My amendment addresses the question Mr Pratt addressed. He was concerned that we had to have jurisdictional consistency. My concern is that if we have the blind understanding that it is good if we are all consistent we can lose the capacity to raise the standard. That can hold us down. That has happened in this place with a number of issues. Where we have national schemes of a lesser standard than the majority of members of the Assembly would want in the ACT we are stopped from improving them because of this national approach. My amendment addresses that. The primary concern is to ensure the best protection rather than jurisdictional consistency.
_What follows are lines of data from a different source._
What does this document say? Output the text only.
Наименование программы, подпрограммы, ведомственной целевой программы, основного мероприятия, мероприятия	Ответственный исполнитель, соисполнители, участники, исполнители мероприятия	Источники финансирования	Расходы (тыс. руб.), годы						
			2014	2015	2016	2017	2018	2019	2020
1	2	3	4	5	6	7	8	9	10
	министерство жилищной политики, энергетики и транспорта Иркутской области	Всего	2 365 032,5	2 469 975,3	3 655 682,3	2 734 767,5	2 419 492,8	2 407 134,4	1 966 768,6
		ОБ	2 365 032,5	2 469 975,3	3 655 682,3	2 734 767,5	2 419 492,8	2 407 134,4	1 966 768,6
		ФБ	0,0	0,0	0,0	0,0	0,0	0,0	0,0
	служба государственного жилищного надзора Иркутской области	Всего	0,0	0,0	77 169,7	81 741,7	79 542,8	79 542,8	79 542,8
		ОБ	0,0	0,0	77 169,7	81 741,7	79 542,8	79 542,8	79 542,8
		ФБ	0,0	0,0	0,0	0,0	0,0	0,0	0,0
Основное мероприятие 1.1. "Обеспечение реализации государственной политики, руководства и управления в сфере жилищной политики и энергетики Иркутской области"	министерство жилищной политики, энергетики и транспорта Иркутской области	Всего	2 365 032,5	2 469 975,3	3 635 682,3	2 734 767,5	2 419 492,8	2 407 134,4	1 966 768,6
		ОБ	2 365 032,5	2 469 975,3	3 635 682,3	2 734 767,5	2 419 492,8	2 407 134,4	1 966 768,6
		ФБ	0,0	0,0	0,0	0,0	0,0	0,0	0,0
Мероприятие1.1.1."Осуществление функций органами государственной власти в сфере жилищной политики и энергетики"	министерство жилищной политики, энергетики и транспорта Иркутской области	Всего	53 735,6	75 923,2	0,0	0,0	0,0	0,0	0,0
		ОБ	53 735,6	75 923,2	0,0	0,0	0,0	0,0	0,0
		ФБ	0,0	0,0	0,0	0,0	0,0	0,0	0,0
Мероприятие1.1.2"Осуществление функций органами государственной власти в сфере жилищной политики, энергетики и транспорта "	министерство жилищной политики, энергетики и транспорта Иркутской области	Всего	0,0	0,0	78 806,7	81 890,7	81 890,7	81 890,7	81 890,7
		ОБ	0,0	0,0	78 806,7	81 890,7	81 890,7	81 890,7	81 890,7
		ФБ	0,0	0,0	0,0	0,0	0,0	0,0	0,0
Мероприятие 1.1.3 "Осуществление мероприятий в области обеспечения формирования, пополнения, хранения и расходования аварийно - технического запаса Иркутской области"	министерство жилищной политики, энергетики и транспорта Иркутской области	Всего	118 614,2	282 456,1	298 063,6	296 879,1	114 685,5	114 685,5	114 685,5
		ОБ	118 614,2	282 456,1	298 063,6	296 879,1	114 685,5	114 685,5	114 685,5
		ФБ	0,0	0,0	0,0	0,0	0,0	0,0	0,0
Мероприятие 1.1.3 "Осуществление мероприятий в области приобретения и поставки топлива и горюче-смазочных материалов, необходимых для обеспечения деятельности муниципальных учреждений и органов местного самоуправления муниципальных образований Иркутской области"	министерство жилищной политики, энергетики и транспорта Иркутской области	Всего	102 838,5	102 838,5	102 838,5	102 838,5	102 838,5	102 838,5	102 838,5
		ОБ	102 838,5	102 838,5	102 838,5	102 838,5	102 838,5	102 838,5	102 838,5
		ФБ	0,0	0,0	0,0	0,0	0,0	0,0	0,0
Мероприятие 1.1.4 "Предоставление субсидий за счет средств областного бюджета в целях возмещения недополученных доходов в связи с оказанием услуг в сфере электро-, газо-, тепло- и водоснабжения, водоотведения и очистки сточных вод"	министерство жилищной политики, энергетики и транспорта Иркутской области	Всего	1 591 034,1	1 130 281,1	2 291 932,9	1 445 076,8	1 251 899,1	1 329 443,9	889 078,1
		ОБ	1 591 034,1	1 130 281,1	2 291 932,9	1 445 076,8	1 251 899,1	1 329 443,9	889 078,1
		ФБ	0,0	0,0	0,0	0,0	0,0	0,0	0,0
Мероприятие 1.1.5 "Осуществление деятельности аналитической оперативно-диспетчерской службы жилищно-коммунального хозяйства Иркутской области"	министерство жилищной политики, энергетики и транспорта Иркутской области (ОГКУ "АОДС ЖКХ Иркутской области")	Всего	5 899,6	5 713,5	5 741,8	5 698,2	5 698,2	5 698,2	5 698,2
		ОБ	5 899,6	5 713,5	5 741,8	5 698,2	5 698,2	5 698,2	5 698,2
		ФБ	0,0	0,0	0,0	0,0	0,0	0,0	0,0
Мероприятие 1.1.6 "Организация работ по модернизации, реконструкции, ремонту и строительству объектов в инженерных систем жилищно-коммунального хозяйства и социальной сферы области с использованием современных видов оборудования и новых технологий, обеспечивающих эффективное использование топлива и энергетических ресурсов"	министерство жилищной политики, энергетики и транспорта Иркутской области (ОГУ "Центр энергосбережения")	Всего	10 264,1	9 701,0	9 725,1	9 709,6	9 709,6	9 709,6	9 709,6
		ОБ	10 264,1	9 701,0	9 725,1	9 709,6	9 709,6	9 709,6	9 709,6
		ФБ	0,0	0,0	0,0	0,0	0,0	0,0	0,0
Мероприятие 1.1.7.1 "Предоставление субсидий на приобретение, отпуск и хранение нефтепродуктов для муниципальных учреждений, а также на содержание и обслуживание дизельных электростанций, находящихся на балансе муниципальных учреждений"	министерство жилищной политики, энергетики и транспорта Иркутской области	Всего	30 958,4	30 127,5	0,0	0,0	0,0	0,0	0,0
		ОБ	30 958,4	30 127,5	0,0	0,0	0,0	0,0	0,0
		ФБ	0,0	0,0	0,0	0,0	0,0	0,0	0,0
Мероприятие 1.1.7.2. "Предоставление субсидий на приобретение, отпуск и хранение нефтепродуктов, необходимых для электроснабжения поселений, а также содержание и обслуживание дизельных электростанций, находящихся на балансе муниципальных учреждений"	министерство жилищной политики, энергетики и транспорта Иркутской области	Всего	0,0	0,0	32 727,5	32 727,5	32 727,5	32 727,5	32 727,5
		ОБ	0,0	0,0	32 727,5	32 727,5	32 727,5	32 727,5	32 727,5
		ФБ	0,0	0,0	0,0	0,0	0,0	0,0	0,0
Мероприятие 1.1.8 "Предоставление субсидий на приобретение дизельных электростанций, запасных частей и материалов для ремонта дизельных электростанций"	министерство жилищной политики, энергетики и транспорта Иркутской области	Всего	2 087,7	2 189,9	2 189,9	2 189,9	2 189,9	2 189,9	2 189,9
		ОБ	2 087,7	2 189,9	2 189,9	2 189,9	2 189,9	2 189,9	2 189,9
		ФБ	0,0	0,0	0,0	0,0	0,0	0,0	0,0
I am informed that the code works in New South Wales by requiring retailers to provide information on their supply chain to the regulator, in this case the code administration committee, which I understand it is proposed include industry and worker representatives. (Extension of time granted.) This information on the supply chain is publicly available, and this allows monitoring and reporting to be taken on by members of the community. Unions and other active interested community groups are likely to be the ones who take up this role.

At the moment, unless a retailer proudly displays information on how committed they are to fair conditions for the people who create their products, there is no way for people concerned about this issue to compare retailers. At this stage, because this is being implemented at state and territory level, it will not, I understand, be able to exercise control over international work. This is unfortunate, but it is an unfortunate fact of our current federal government's beliefs.

MS DUNDAS (12.03): I will be addressing my comments to both the amendment and the substantive motion. The ACT Democrats support Ms Gallagher's motion and Ms Tucker's amendment and thank Ms Gallagher for bringing the plight of outworkers to the attention of the Assembly.

The FairWear campaign to eliminate the exploitation of home-based outworkers has been a very successful campaign over the past eight years. The group has been instrumental in raising the exploitation of outworkers.

In 1996 the Senate Economics Reference Committee reported on outworkers in the garment industry. Typical outworkers were defined as mainly migrant women of non-English-speaking background who sew garments in their own home or someone else's home for the clothing industry.

The report also noted that there appears to be no shortage of recent migrants available to do outwork. This is primarily because that sector of the population has a very high rate of unemployment, particularly among women, and there is a chronic shortage of semi-skilled jobs in the manufacturing sector in Australia.

Women who work as outworkers have primary responsibility for their children and for housework. The fact that they cannot afford to pay for child care leaves many outworkers no choice but to work at home. If child care was not so expensive, however, many outworkers state they would consider working away from home.